In Panama, transportation was iffy at best. Boats could wait in line for weeks to go through the canal. People have swum the English Channel in less than a day.
It took an engineer and three men to operate the train system. Yes, that was train, singular. One man sat behind the engine with his hand on the brake. The other three men, taking turns carrying a lantern walked in front of the train as it moved down the tracks. Their primary job was making sure the rails were safe.
The lantern was for when the headlight went out.
Transportation wasn’t the only problem.

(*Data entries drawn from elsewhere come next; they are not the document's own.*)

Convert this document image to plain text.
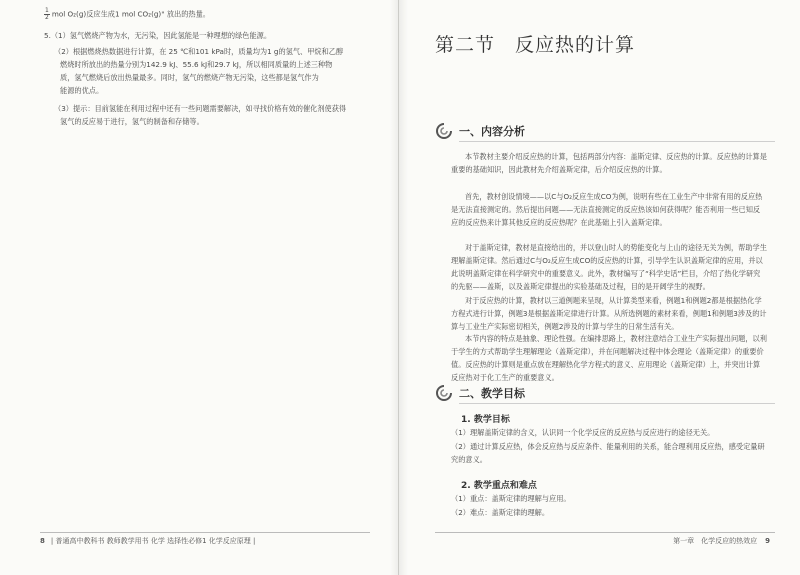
$\frac{1}{2}$ mol O₂(g)反应生成1 mol CO₂(g)" 放出的热量。
5.（1）氢气燃烧产物为水，无污染，因此氢能是一种理想的绿色能源。
（2）根据燃烧热数据进行计算，在 25 ℃和101 kPa时，质量均为1 g的氢气、甲烷和乙醇
燃烧时所放出的热量分别为142.9 kJ、55.6 kJ和29.7 kJ，所以相同质量的上述三种物
质，氢气燃烧后放出热量最多。同时，氢气的燃烧产物无污染，这些都是氢气作为
能源的优点。
（3）提示：目前氢能在利用过程中还有一些问题需要解决，如寻找价格有效的催化剂使获得
氢气的反应易于进行，氢气的制备和存储等。
8 | 普通高中教科书 教师教学用书 化学 选择性必修1 化学反应原理 |
第二节　反应热的计算
一、内容分析

本节教材主要介绍反应热的计算，包括两部分内容：盖斯定律、反应热的计算。反应热的计算是重要的基础知识，因此教材先介绍盖斯定律，后介绍反应热的计算。

首先，教材创设情境——以C与O₂反应生成CO为例，说明有些在工业生产中非常有用的反应热是无法直接测定的。然后提出问题——无法直接测定的反应热该如何获得呢？能否利用一些已知反应的反应热来计算其他反应的反应热呢？在此基础上引入盖斯定律。

对于盖斯定律，教材是直接给出的，并以登山时人的势能变化与上山的途径无关为例，帮助学生理解盖斯定律。然后通过C与O₂反应生成CO的反应热的计算，引导学生认识盖斯定律的应用，并以此说明盖斯定律在科学研究中的重要意义。此外，教材编写了“科学史话”栏目，介绍了热化学研究的先驱——盖斯，以及盖斯定律提出的实验基础及过程，目的是开阔学生的视野。

对于反应热的计算，教材以三道例题来呈现，从计算类型来看，例题1和例题2都是根据热化学方程式进行计算，例题3是根据盖斯定律进行计算。从所选例题的素材来看，例题1和例题3涉及的计算与工业生产实际密切相关，例题2涉及的计算与学生的日常生活有关。

本节内容的特点是抽象、理论性强。在编排思路上，教材注意结合工业生产实际提出问题，以利于学生的方式帮助学生理解理论（盖斯定律），并在问题解决过程中体会理论（盖斯定律）的重要价值。反应热的计算则是重点放在理解热化学方程式的意义、应用理论（盖斯定律）上，并突出计算反应热对于化工生产的重要意义。

二、教学目标
1. 教学目标
（1）理解盖斯定律的含义，认识同一个化学反应的反应热与反应进行的途径无关。
（2）通过计算反应热，体会反应热与反应条件、能量利用的关系，能合理利用反应热，感受定量研究的意义。
2. 教学重点和难点
（1）重点：盖斯定律的理解与应用。
（2）难点：盖斯定律的理解。
第一章　化学反应的热效应 9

The animals carried their own hazards.
Butterflies had poisonous dust on their wings.
Frogs could make you hallucinate.
After licking one you might even think the train was safe.
But the termites were the worst.
They could build mounds taller than a man and ate through concrete.
Which, in hindsight, might explain the bridge.
My thoughts were interrupted when I was called in by the principal.
I quickly explained the difference between the one-dollar and two-dollar empanadas.
“Mrs. Jackson,” he quietly said.
“Why did you tell me that?
Now I have to report it.”
“I just have this knowledge in my head.
I didn’t know what to do with it.”
“Sir, I don’t care if you report it or not.”
“Well, next time keep your mouth shut.
Now I have to report it.
It’ll be two weeks before the new guy gets clearance.
No empanadas.
Disgruntled students.
In the end, nothing changes.”
He wasn’t shocked that drugs existed.
He was frustrated that I had made it official.
I went back to class.
I didn’t even tell my husband about that one.